Ahora bien, el ambicioso y feroz Feofar, que gobernaba entonces aquel rincón de Tartaria, apoyado por los demás khanes, y principalmente por los de Khorkhand y Kunduce, guerreros crueles y rapaces, dispuestos siempre a lanzarse a las empresas más gratas al instinto tártaro, y ayudado por los jefes que mandaban todas las hordas del Asia central, se había puesto a la cabeza de la invasión, de la que era cerebro Iván Ogaref. Este traidor, impulsado por una ambición insensata, tanto como por el odio, había organizado el movimiento de manera que cortase la gran ruta siberiana.

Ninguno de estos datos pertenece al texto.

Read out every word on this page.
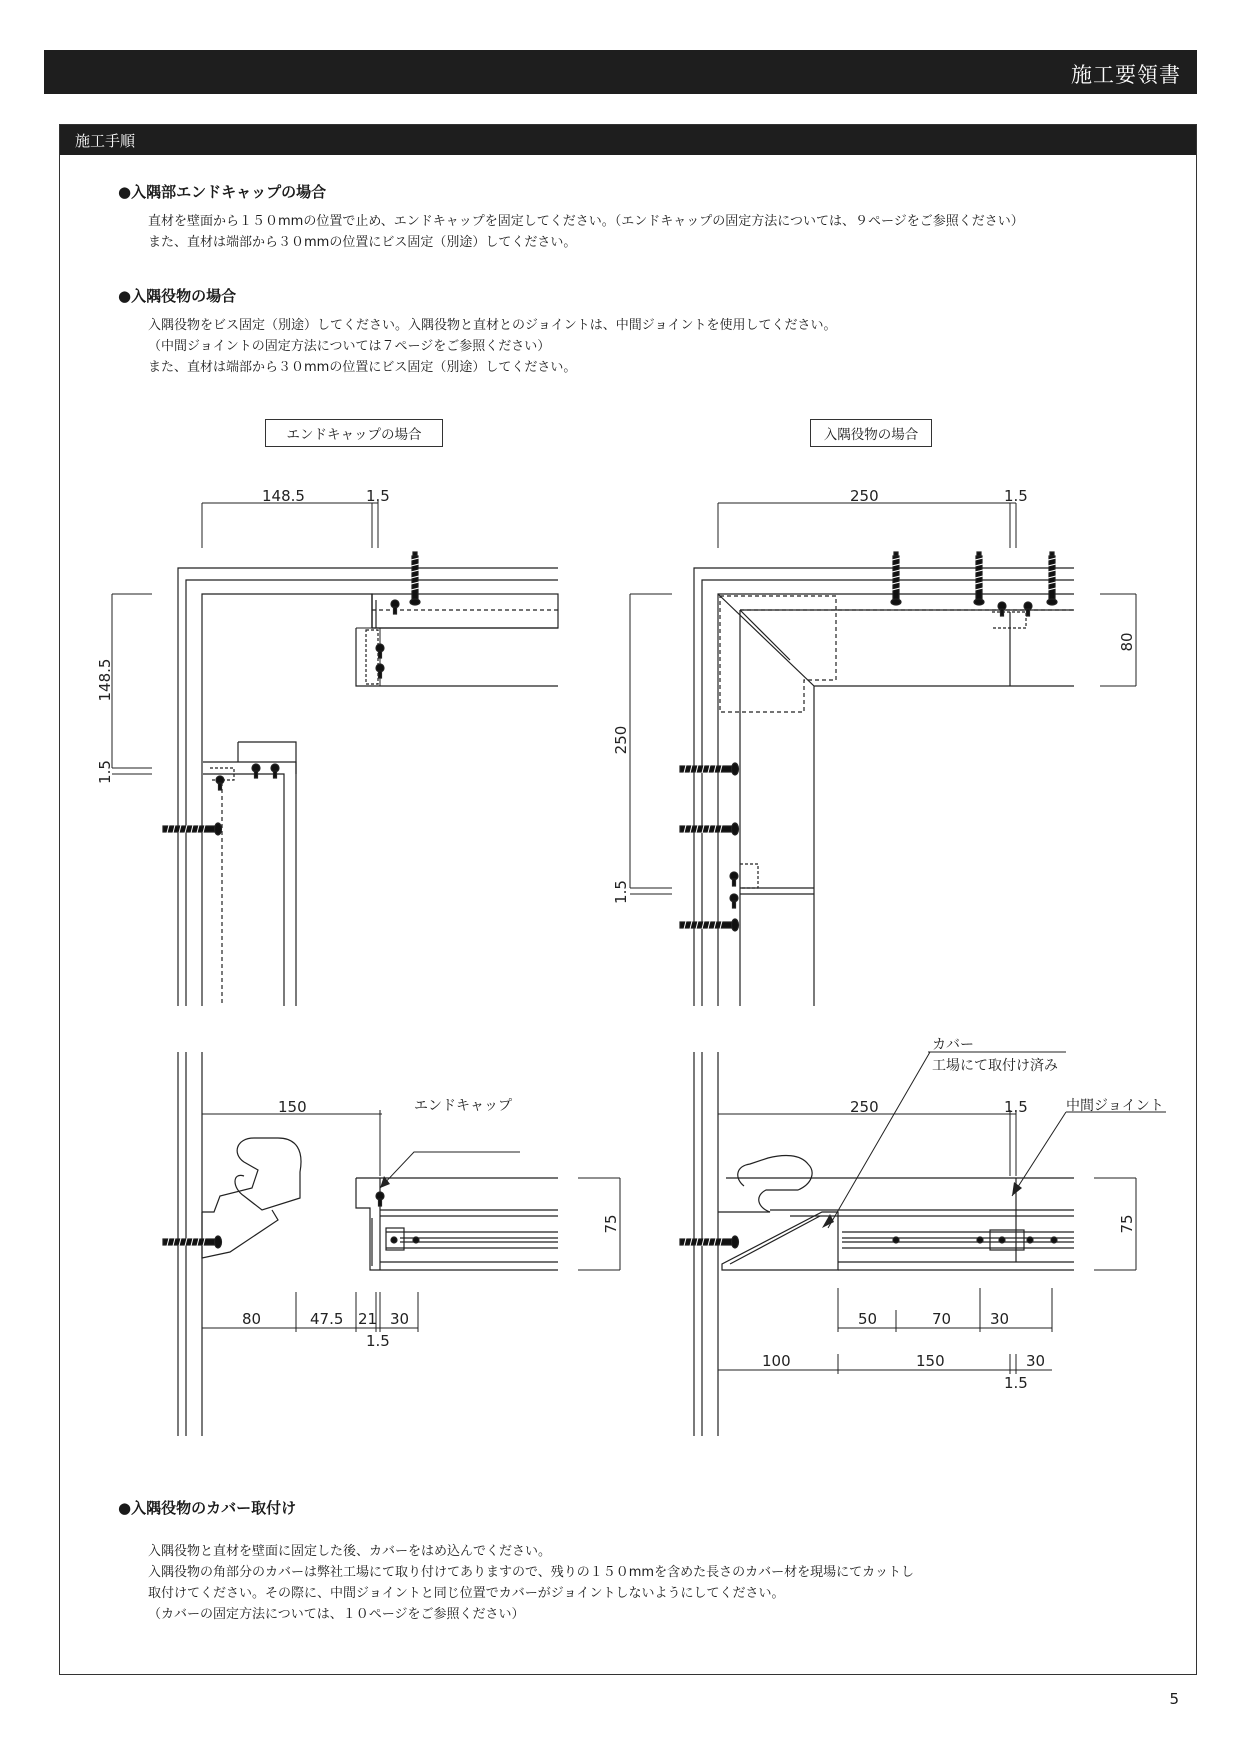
施工要領書
施工手順
●入隅部エンドキャップの場合
直材を壁面から１５０mmの位置で止め、エンドキャップを固定してください。（エンドキャップの固定方法については、９ページをご参照ください）
また、直材は端部から３０mmの位置にビス固定（別途）してください。
●入隅役物の場合
入隅役物をビス固定（別途）してください。入隅役物と直材とのジョイントは、中間ジョイントを使用してください。
（中間ジョイントの固定方法については７ページをご参照ください）
また、直材は端部から３０mmの位置にビス固定（別途）してください。
エンドキャップの場合	入隅役物の場合
148.5	1.5
148.5
1.5
250	1.5
250
1.5
80
150
75
80	47.5 21 30
1.5
250	1.5
75
50	70	30
100	150	30
1.5
エンドキャップ
カバー
工場にて取付け済み
中間ジョイント
●入隅役物のカバー取付け
入隅役物と直材を壁面に固定した後、カバーをはめ込んでください。
入隅役物の角部分のカバーは弊社工場にて取り付けてありますので、残りの１５０mmを含めた長さのカバー材を現場にてカットし
取付けてください。その際に、中間ジョイントと同じ位置でカバーがジョイントしないようにしてください。
（カバーの固定方法については、１０ページをご参照ください）
5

Era una locura, en verdad, pensar que podía desmembrar el imperio moscovita. Sin embargo, bajo su inspiración el emir (título que toman los khanes de Bukhara) había lanzado sus hordas más allá de la frontera rusa. Había invadido primero el gobierno de Semipalatinsk, y los cosacos que lo guarnecían con poca fuerza, se habían visto obligados a retroceder delante de él. Después había avanzado sobre el lago Balkhach, sublevando las poblaciones kirguises a su paso, saqueando, asolando, alistando en sus filas a los que se sometían, capturando a los que se resistían y trasladándose de una ciudad a otra, seguido de la impedimenta típica de un soberano oriental, que podía llamarse su casa civil, mujeres y esclavas, todo con la audacia de un moderno Gengis Khan.

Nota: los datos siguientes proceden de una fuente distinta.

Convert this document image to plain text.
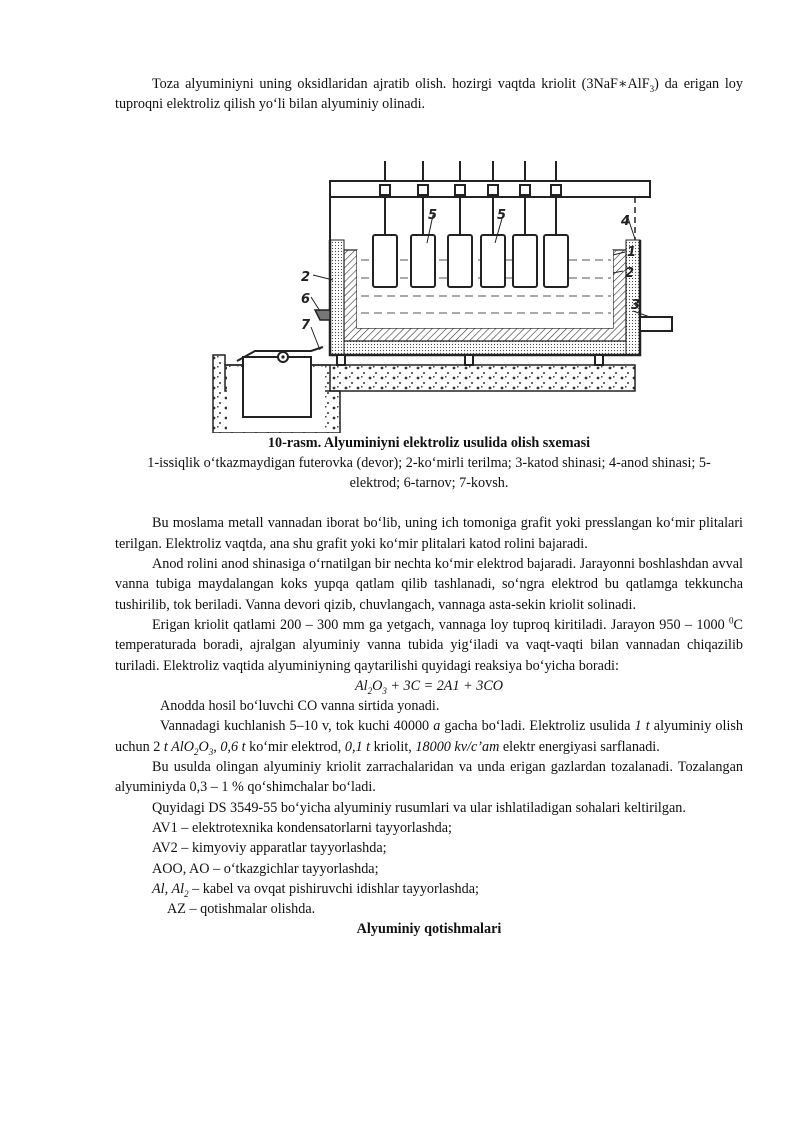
Toza alyuminiyni uning oksidlaridan ajratib olish. hozirgi vaqtda kriolit (3NaF∗AlF$_3$) da erigan loy tuproqni elektroliz qilish yo‘li bilan alyuminiy olinadi.

5	5	4
1
2
3
2
6
7

10-rasm. Alyuminiyni elektroliz usulida olish sxemasi

1-issiqlik o‘tkazmaydigan futerovka (devor); 2-ko‘mirli terilma; 3-katod shinasi; 4-anod shinasi; 5-elektrod; 6-tarnov; 7-kovsh.

Bu moslama metall vannadan iborat bo‘lib, uning ich tomoniga grafit yoki presslangan ko‘mir plitalari terilgan. Elektroliz vaqtda, ana shu grafit yoki ko‘mir plitalari katod rolini bajaradi.

Anod rolini anod shinasiga o‘rnatilgan bir nechta ko‘mir elektrod bajaradi. Jarayonni boshlashdan avval vanna tubiga maydalangan koks yupqa qatlam qilib tashlanadi, so‘ngra elektrod bu qatlamga tekkuncha tushirilib, tok beriladi. Vanna devori qizib, chuvlangach, vannaga asta-sekin kriolit solinadi.

Erigan kriolit qatlami 200 – 300 mm ga yetgach, vannaga loy tuproq kiritiladi. Jarayon 950 – 1000 $^0$C temperaturada boradi, ajralgan alyuminiy vanna tubida yig‘iladi va vaqt-vaqti bilan vannadan chiqazilib turiladi. Elektroliz vaqtida alyuminiyning qaytarilishi quyidagi reaksiya bo‘yicha boradi:

$Al_2O_3 + 3C = 2A1 + 3CO$

Anodda hosil bo‘luvchi CO vanna sirtida yonadi.

Vannadagi kuchlanish 5–10 v, tok kuchi 40000 a gacha bo‘ladi. Elektroliz usulida 1 t alyuminiy olish uchun 2 t $AlO_2O_3$, 0,6 t ko‘mir elektrod, 0,1 t kriolit, 18000 kv/c’am elektr energiyasi sarflanadi.

Bu usulda olingan alyuminiy kriolit zarrachalaridan va unda erigan gazlardan tozalanadi. Tozalangan alyuminiyda 0,3 – 1 % qo‘shimchalar bo‘ladi.

Quyidagi DS 3549-55 bo‘yicha alyuminiy rusumlari va ular ishlatiladigan sohalari keltirilgan.

AV1 – elektrotexnika kondensatorlarni tayyorlashda;

AV2 – kimyoviy apparatlar tayyorlashda;

AOO, AO – o‘tkazgichlar tayyorlashda;

Al, $Al_2$ – kabel va ovqat pishiruvchi idishlar tayyorlashda;

AZ – qotishmalar olishda.

Alyuminiy qotishmalari
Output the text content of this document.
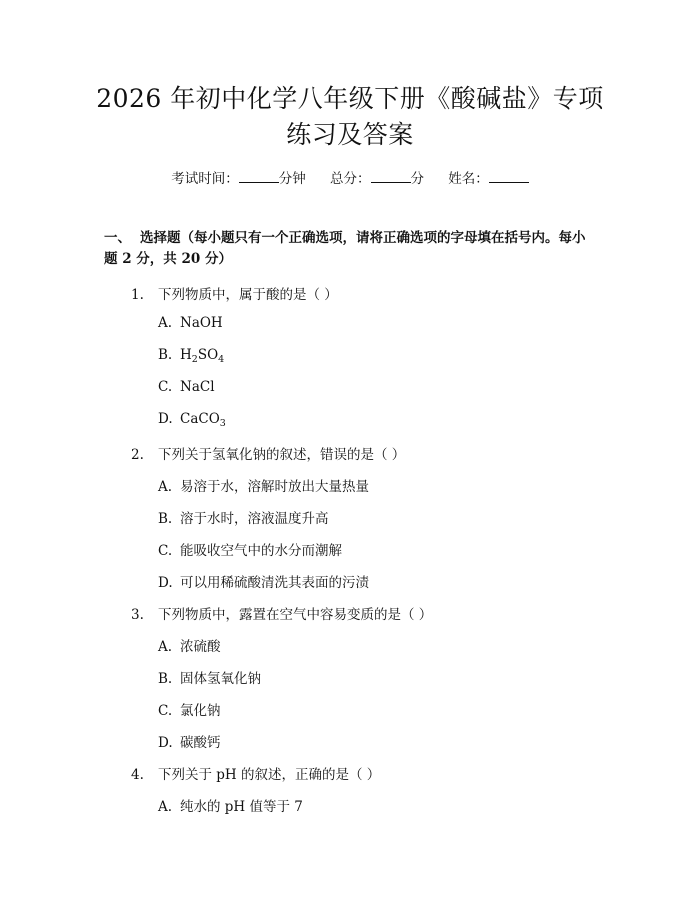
2026 年初中化学八年级下册《酸碱盐》专项
练习及答案
考试时间：	分钟 总分：	分 姓名：
一、 选择题（每小题只有一个正确选项，请将正确选项的字母填在括号内。每小
题 2 分，共 20 分）
1. 下列物质中，属于酸的是（ ）
A. NaOH
B. $H_2SO_4$
C. NaCl
D. CaCO$_3$
2. 下列关于氢氧化钠的叙述，错误的是（ ）
A. 易溶于水，溶解时放出大量热量
B. 溶于水时，溶液温度升高
C. 能吸收空气中的水分而潮解
D. 可以用稀硫酸清洗其表面的污渍
3. 下列物质中，露置在空气中容易变质的是（ ）
A. 浓硫酸
B. 固体氢氧化钠
C. 氯化钠
D. 碳酸钙
4. 下列关于 pH 的叙述，正确的是（ ）
A. 纯水的 pH 值等于 7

¿Dónde estaba en aquel momento? ¿Hasta dónde habían llegado sus soldados en el instante en que la noticia llegaba a Moscú? ¿Hasta qué punto de Siberia habían tenido que retroceder las tropas rusas? No podía saberse. Las comunicaciones estaban interrumpidas. ¿El cable eléctrico entre Kolyvan y Tomsk había sido cortado por algunas avanzadillas del ejército tártaro, o había llegado el emir hasta las provincias del Yeniseisk? ¿Estaba insurreccionada toda la baja Siberia? ¿Se extendía ya la sublevación hasta las regiones del este? Nadie podía decirlo. El único agente que no teme ni el frío ni el calor, al cual ni los rigores del invierno ni los del verano pueden detener, que vuela con la rapidez del rayo, la corriente eléctrica, no podía ya circular a través de la estepa, y no era posible avisar al gran duque, encerrado en Irkutsk, sobre el grave peligro que le amenazaba por la traición de Iván Ogaref.

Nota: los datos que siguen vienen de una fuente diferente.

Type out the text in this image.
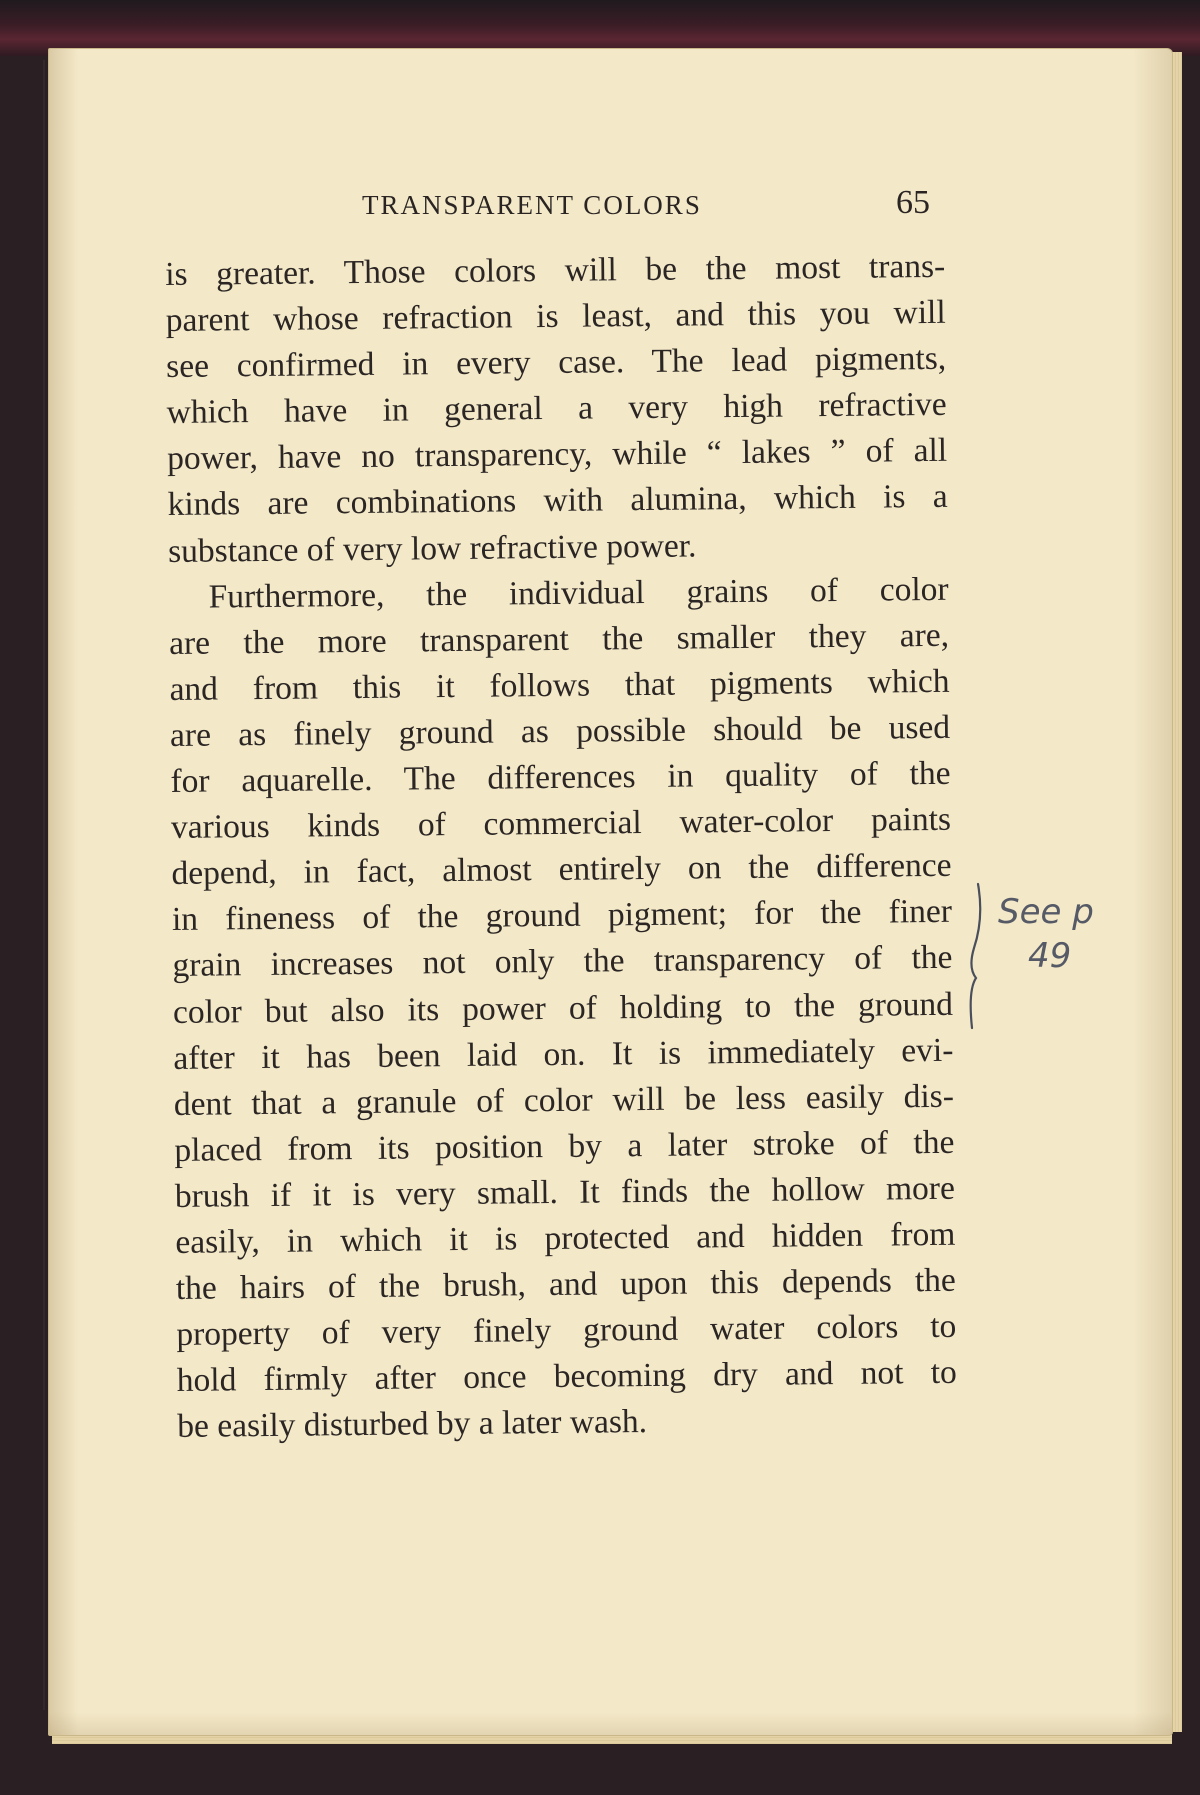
TRANSPARENT COLORS	65
is greater. Those colors will be the most trans-
parent whose refraction is least, and this you will
see confirmed in every case. The lead pigments,
which have in general a very high refractive
power, have no transparency, while “ lakes ” of all
kinds are combinations with alumina, which is a
substance of very low refractive power.
Furthermore, the individual grains of color
are the more transparent the smaller they are,
and from this it follows that pigments which
are as finely ground as possible should be used
for aquarelle. The differences in quality of the
various kinds of commercial water-color paints
depend, in fact, almost entirely on the difference
in fineness of the ground pigment; for the finer
grain increases not only the transparency of the
color but also its power of holding to the ground
after it has been laid on. It is immediately evi-
dent that a granule of color will be less easily dis-
placed from its position by a later stroke of the
brush if it is very small. It finds the hollow more
easily, in which it is protected and hidden from
the hairs of the brush, and upon this depends the
property of very finely ground water colors to
hold firmly after once becoming dry and not to
be easily disturbed by a later wash.
See p
49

Sólo un correo podría reemplazar la corriente eléctrica interrumpida. Sería necesario darle cierto tiempo para atravesar las cinco mil doscientas verstas (5.532 kilómetros) que separan a Moscú de Irkutsk. Para atravesar las filas de los rebeldes y de los invasores debía desplegar a un mismo tiempo un valor y un talento, por decirlo así, sobrehumanos. Pero con inteligencia y corazón se llega lejos.
«¿Encontraré esa cabeza y ese corazón?» —se preguntaba el zar.